= Half-A-Room =

Conceptual artwork by Yoko Ono

Half-A-Room, MOMA, 1967.

Half-A-Room is a 1967 conceptual artwork by the Japanese artist Yoko Ono.

==Work==
The work is made from various objects that have been cut in half and painted white. It was made with the help of Ono's second husband, Anthony Cox, and some local art students. The piece was first displayed at Ono's "Half-a-Wind" exhibition (also called "Yoko Plus Me") at the Lisson Gallery in West London in 1967. At the Lisson Gallery show the objects were accompanied by a row of glass bottles on a shelf with each bottle containing the words "Half a X" for each cut up object to represent their respective missing halves. The names in bottles was suggested by John Lennon, with Ono recognizing his contribution semi-anonymously with the inclusion of the label "J.L." underneath the bottles.

The installation in Ono's 2014 exhibition at the Guggenheim Museum in Bilbao contained:

- Half-a-Suitcase
- Half-a-Radio
- Half-a-Picture
- Half-a-Heater
- Half-a-Chair
- Half-a-Bookshelf
- Half-a-Garbage Can
- Half-a-Sauce Pan
- Half-a-Tea Pot
- Half-a-Hat
- Half-a-Tea-Kettle
- Half-a-Measuring Cup
- Half-a-Sack

- Half-a-Basket of Flowers
- Half-a-High Heeled Shoe
- Half-a-Man's Shoe
- Half-a-Strainer
- Half-a-Plastic Cup
- Half-a-Scrub Brush
- Half-a-Utensil
- Half-a-Compact
- Half-a-Plastic Soap Holder
- Half-a-Glasses Case
- Half-a-Globe Holder
- Half-a-Glass Jar
- Half-a-Drinking Glass
- Half-a-Dresser

Half-a-Room was shown at Ono's exhibition from 10 November 2007 to 4 February 2008 at the Centro Cultural Banco do Brasil in São Paulo .

==History==
The work was shown at Ono's 1967 Half-a-Wind exhibition at the Lisson Gallery in Paddington, London, from 11 October to 14 November 1967. The cost of the exhibition was underwritten by John Lennon. Ono had been to see Lennon's friend Pete Shotton, who was working for The Beatles company Apple Corps, and had asked to borrow a few thousand pounds to fund the exhibition. Shotton told Ono that he "really not authorised to hand out two thousand quid like that" but upon asking Lennon, Shotton said that he "merely grunted the affirmative without further comment". Lennon later described the exhibition as all "beautifully cut in half and painted white...That was our first public appearance, but I didn't even go and see the show, I was too uptight".

==Interpretation==
Half-A-Room has been described by Ono as a response to her feeling at the time that "there was a half empty space in my life" as a result of the increasing estrangement of her and her second husband, Anthony Cox. Ono awoke one day and noticed that Cox had not returned from a night out, and so the bed was half empty, and through this realised that there was "a half empty space in my life". The magazine Another Magazine wrote in 2015 that the piece "speaks to the pointlessness of material things without the human connection that gives them meaning; the result is a pure, painful representation of heartbreak that takes the breath away." The emotional impact of the end of her relationship with Cox subsequently inspired Ono to make her piece Ceiling Painting/Yes Painting.

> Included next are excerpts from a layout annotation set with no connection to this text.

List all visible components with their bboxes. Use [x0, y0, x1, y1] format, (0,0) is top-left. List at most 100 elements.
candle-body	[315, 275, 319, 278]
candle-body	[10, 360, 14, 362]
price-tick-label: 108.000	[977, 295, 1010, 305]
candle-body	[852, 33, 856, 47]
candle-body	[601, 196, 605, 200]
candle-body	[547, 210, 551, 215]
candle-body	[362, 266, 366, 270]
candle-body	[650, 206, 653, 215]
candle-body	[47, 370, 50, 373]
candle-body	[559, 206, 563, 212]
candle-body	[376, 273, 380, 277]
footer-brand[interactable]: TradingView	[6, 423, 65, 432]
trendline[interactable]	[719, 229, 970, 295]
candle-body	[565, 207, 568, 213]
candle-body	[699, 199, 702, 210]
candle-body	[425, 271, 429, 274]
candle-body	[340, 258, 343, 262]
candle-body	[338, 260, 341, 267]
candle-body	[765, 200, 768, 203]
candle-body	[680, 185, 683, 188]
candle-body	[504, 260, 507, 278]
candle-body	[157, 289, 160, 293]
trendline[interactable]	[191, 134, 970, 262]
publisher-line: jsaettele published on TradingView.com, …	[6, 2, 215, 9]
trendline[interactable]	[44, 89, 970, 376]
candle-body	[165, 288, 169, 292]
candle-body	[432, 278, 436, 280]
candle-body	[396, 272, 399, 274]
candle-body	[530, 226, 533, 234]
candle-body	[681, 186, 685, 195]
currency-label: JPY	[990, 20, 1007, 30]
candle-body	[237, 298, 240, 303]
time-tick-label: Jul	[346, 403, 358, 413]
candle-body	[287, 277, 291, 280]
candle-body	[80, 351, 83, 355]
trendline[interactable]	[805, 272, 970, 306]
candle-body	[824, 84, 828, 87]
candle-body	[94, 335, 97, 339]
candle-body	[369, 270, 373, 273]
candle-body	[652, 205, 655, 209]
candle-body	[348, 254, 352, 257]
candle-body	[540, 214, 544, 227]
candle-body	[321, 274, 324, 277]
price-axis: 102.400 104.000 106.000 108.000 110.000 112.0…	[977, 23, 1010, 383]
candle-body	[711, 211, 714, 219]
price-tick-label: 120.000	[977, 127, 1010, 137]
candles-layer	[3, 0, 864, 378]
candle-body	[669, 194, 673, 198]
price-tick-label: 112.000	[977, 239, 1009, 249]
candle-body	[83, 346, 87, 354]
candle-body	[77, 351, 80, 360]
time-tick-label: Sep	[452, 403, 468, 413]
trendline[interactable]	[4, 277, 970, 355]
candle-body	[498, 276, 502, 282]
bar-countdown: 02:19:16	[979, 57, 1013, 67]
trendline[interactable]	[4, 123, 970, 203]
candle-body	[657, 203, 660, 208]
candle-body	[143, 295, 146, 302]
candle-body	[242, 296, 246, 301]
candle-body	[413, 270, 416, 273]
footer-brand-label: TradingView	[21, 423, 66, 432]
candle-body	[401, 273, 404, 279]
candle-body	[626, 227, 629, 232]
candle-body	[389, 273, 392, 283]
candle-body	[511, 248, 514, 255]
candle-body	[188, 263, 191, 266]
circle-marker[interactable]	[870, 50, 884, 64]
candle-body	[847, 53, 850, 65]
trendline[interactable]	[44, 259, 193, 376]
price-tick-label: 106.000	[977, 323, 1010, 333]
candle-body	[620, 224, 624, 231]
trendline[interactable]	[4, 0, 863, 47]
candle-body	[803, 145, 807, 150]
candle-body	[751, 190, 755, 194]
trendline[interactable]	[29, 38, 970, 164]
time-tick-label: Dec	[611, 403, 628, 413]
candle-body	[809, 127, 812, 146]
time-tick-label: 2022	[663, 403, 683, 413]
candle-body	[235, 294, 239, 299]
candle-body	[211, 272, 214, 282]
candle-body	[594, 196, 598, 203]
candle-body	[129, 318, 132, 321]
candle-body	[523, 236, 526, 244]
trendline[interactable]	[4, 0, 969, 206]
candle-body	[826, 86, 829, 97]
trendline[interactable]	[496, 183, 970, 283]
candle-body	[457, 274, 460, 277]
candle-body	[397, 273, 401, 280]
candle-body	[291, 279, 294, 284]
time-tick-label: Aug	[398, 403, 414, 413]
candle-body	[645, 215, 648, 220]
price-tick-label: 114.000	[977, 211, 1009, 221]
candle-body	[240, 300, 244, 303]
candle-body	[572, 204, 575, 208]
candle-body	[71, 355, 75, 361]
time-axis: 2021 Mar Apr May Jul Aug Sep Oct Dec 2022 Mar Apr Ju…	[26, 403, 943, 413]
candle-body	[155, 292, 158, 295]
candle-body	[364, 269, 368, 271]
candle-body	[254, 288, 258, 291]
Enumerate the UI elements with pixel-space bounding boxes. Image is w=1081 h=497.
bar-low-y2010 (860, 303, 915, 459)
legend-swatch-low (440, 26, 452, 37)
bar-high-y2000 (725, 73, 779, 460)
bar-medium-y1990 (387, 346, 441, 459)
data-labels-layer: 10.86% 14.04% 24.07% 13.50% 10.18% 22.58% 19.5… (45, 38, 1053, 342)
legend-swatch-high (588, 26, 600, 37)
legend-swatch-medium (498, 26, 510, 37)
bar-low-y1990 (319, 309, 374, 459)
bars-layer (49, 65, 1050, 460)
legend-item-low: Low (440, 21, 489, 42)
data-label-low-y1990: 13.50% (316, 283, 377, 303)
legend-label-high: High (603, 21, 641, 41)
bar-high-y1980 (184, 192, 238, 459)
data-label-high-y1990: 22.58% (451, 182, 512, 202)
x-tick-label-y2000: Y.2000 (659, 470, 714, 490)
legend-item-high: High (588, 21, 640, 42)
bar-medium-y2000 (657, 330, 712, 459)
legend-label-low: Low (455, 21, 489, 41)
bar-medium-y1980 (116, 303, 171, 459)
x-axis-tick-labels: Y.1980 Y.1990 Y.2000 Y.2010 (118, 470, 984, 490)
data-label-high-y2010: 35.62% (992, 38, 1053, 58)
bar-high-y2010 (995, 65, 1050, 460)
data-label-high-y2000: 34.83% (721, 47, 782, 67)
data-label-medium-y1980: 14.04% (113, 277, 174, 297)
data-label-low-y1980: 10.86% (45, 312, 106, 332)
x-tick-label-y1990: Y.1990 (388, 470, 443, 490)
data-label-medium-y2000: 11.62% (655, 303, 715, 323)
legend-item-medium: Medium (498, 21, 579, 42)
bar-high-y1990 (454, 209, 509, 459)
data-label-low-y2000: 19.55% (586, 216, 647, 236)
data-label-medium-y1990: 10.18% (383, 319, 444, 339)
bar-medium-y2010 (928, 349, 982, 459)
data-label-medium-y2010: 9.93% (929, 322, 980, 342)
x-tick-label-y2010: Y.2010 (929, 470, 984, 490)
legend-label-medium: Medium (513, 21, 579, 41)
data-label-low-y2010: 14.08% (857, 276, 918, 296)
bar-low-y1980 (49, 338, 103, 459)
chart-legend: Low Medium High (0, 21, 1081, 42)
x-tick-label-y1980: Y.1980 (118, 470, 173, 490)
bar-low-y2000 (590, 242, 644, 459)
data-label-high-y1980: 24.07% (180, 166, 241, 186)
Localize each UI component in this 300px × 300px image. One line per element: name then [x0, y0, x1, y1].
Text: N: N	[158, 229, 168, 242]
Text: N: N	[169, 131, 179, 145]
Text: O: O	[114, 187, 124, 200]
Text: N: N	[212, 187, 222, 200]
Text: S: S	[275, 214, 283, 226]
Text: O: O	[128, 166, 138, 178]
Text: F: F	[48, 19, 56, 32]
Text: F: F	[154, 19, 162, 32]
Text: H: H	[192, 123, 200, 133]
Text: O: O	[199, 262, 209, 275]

In the accompanying exhibition text Some Notes on the Lisson Gallery Show, Ono wrote that "I think of this show as an elephant's tail. ...Life is only half a game. Molecules are always at the verge of half disappearing and half emerging. Somebody said I should also put half-a-person in the show. But we are halves already. It is sad that the air is the only thing we share. No matter how close we get to each other, there is always air between us. It is also nice that we share the air. No matter how far apart we are, the air links us". In an audio guide recorded for Ono's 2015 retrospective at the Museum of Modern Art in New York City, Ono said that "You see a room with little – a space between it. Instead of a room that's packed, you know, it has air between there. ...In those days, I still didn't have a life of just being alone. And then I thought, "This is a great one for a work of art to show to people that we're just half." Anyway, everything that I see here, the other half is invisible. And that other half may be something that we might see one day, but now we don't see it".